There comes a time when one faces a dilemma that strikes at the very core of one’s existence. Alas, as with that famous prince of Denmark, the time has come for BoardBuzz to face its existential angst. USA Today reports young people are spending more and more time blogging (*gasp*) and chatting on social networking sites, and (here’s the clincher) “school administrators aren’t enthusiastic.” You see BoardBuzz’s quandary? The very electronic heart of BoardBuzz shudders to think blogging itself should be the topic of a blog. Rather like reality imitating virtual reality. BoardBuzz’s head hurts just to think about it. But, in the end we can’t deny our nature, so blogging away we go:
USA Today reports school districts are “reaching into students’ home computers, severely punishing and even expelling students for what they write on those sites.” This has opened a new electronic front on the battle between student expression and schools’ mission to teach youngsters without disruptions. The article sets out a few examples of student postings (mostly derogatory statements against teachers) to support its statement. But, what the article fails to address are the very real concerns that electronic communications add to student expression in a society that increasingly values virtual reality as much, if not more than, reality itself, or, to use virtual lingo, “real time.” For example, to teenagers and children raised on the internet and with a high degree of technology sophistication, the pressures of cyber-bullying are as real as the attacks of the proverbial school yard bully taking one’s lunch money. And, in a time where school violence and student safety are ever-pressing issues, schools would be remiss if they did not act on published statements of intended violence. BoardBuzz wonders if the same parents who told USA Today, that the school districts are “trying to do our job” instead of spending more time teaching, might feel differently if their child were victimized by a cyber bully and a school with knowledge of impending violence had done nothing to prevent it. As Paul Houston, executive director of the American Association of School Administrators says, schools are struggling to find a balance between student freedoms and safety.

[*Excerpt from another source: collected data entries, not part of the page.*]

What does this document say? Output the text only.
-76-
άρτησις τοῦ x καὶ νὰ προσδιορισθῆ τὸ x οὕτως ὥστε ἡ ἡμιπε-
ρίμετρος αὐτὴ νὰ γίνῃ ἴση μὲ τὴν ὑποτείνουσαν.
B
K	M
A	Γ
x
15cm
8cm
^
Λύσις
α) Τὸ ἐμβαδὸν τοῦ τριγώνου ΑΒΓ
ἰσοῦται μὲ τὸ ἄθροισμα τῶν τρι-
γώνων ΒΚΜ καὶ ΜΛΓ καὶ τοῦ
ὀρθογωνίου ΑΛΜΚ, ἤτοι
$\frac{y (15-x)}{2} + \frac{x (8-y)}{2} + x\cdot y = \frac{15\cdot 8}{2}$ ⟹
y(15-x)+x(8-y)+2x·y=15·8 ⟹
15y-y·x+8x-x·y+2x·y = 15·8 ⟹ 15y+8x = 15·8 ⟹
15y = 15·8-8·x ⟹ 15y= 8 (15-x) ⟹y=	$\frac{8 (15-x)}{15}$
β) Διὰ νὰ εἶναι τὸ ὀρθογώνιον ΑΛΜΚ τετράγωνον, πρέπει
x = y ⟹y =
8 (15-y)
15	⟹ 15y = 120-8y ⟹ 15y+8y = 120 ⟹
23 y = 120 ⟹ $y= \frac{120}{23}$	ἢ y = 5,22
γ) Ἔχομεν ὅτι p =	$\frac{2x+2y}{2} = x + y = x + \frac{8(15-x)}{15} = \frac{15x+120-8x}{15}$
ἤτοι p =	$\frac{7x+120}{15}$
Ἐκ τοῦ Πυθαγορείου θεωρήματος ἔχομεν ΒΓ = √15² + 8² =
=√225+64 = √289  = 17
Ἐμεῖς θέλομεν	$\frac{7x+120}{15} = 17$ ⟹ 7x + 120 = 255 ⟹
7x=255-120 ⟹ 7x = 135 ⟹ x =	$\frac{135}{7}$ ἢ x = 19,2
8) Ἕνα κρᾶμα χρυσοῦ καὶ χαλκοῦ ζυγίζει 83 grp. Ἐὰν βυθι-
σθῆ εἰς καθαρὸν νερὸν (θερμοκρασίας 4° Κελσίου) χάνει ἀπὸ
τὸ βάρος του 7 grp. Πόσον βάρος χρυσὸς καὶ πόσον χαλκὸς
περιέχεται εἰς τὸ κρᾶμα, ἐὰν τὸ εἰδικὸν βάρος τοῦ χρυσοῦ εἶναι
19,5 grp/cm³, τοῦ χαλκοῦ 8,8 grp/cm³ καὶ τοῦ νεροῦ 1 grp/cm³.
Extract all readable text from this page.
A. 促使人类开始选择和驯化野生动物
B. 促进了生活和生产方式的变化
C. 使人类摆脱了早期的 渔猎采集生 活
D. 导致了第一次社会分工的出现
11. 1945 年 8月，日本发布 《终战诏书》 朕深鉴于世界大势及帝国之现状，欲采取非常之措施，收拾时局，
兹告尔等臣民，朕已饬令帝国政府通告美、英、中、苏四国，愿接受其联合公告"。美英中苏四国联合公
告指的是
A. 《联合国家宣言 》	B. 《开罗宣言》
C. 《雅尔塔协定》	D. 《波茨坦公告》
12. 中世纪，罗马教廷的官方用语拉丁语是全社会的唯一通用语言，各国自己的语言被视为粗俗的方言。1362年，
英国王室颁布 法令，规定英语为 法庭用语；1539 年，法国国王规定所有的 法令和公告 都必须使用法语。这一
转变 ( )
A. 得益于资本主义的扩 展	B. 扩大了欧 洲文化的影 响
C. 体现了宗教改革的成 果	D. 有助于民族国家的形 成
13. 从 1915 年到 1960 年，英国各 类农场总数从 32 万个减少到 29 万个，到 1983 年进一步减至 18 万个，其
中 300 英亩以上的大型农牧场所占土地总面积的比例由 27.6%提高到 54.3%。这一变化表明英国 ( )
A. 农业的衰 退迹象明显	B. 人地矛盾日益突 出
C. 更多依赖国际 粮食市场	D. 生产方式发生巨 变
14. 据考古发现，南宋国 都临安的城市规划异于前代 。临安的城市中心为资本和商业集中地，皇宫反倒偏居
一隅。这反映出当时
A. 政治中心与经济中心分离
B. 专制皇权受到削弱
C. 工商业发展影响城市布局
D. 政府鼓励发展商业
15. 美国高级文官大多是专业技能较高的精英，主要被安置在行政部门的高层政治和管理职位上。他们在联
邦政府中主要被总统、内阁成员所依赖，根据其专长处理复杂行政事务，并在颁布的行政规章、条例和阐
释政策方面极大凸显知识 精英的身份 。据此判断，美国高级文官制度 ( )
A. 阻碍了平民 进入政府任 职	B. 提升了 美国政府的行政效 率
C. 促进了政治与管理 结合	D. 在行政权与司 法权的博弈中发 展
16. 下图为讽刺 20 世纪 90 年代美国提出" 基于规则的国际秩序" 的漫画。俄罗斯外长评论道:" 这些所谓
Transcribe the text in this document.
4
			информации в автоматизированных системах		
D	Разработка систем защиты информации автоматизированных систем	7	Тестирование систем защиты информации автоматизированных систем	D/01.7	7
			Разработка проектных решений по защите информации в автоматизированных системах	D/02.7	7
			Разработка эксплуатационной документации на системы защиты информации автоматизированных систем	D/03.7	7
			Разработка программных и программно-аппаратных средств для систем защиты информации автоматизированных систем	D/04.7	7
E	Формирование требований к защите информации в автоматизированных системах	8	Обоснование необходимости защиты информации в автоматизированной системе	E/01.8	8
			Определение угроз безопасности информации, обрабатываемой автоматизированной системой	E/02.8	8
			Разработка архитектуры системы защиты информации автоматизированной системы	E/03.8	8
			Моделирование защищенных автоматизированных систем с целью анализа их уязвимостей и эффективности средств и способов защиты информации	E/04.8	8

So, in the end, it seems BoardBuzz has resolved its existential angst. We love blogs, and we’re all for freedom of expression. But, when it comes to students, the schools first mission is making sure the classroom environment is safe so learning can take place. And, if that means coming down on a cyber-bully or a rogue student intent on disrupting the right of other students to a safe and sound learning environment, so be it. And, there, as they say, is the rub.